Di Indonesia, keuangan mikro (institusi microfinance) merupakan salah satu strategi potensial dalam upaya penanggulangan masalah kemiskinan. Akses terhadap jasa keuangan mikro memungkinkan masyarakat yang kurang mampu dalam meningkatkan pendapatan, peningkatan aset, mengurangi kerentanan terhadap guncangan eksternal, serta terciptanya lapangan kerja.

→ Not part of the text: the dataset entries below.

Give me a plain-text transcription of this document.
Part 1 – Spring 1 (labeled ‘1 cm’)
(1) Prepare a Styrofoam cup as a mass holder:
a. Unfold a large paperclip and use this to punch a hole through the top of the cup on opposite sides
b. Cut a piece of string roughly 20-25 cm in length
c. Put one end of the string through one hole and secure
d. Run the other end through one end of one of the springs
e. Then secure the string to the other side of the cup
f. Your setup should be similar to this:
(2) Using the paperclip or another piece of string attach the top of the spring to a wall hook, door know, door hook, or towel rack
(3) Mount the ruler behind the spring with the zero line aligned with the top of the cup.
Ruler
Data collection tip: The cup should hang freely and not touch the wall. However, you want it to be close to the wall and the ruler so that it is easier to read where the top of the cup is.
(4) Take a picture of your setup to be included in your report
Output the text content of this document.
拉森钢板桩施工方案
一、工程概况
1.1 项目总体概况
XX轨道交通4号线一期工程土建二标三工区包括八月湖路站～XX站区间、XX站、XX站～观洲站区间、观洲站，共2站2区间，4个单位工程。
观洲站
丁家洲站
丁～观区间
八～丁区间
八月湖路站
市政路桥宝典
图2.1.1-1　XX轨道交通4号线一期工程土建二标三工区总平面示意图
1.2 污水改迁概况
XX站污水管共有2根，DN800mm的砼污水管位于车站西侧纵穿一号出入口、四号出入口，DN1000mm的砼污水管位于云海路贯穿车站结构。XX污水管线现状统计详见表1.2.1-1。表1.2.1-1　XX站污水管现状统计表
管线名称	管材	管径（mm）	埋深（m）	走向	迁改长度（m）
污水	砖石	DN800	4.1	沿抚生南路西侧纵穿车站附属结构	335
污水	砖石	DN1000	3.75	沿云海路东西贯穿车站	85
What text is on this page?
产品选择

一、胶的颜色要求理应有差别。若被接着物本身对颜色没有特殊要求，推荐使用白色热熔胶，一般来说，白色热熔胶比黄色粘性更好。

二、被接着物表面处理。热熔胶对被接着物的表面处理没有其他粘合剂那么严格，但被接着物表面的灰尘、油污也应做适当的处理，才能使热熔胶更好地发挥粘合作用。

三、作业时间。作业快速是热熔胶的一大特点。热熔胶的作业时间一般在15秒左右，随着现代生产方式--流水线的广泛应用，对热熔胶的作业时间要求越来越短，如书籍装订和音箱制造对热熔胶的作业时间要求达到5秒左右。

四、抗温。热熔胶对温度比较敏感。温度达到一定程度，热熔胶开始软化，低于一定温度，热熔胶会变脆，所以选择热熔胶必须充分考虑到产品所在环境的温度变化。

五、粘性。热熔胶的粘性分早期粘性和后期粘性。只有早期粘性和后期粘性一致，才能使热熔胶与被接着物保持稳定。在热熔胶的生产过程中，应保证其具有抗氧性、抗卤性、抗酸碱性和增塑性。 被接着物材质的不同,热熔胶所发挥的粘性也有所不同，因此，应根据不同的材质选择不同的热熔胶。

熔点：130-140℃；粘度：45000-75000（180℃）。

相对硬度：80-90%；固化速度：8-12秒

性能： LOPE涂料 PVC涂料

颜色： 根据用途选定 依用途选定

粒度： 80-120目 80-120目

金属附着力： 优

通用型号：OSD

Asian Development Bank (ADB) mendefinisikan keuangan mikro sebagai penyediaan layanan keuangan yang seluas-luasnya, seperti deposito, pinjaman, jasa pembayaran, transfer uang dan asuransi bagi masyarakat kurang mampu, berpenghasilan rendah serta kepada usaha-usaha kecil/mikro. Dalam konteks Lembaga keuangan di Indonesia, institusi microfinance biasa diterjemahkan sebagai pembiayaan mikro atau kredit mikro, yaitu aktivitas pembiayaan yang ditujukan bagi nasabah berpenghasilan rendah di mana pada umumnya belum terjangkau oleh bank umum.
Berdasarkan Otoritas Jasa Keuangan (OJK), tujuan dari institusi microfinance (LKM) antara lain meningkatkan akses pendanaan skala mikro bagi masyarakat, membantu peningkatan pemberdayaan ekonomi dan produktivitas masyarakat, serta membantu peningkatan pendapatan dan kesejahteraan masyarakat terutama masyarakat miskin atau berpenghasilan rendah.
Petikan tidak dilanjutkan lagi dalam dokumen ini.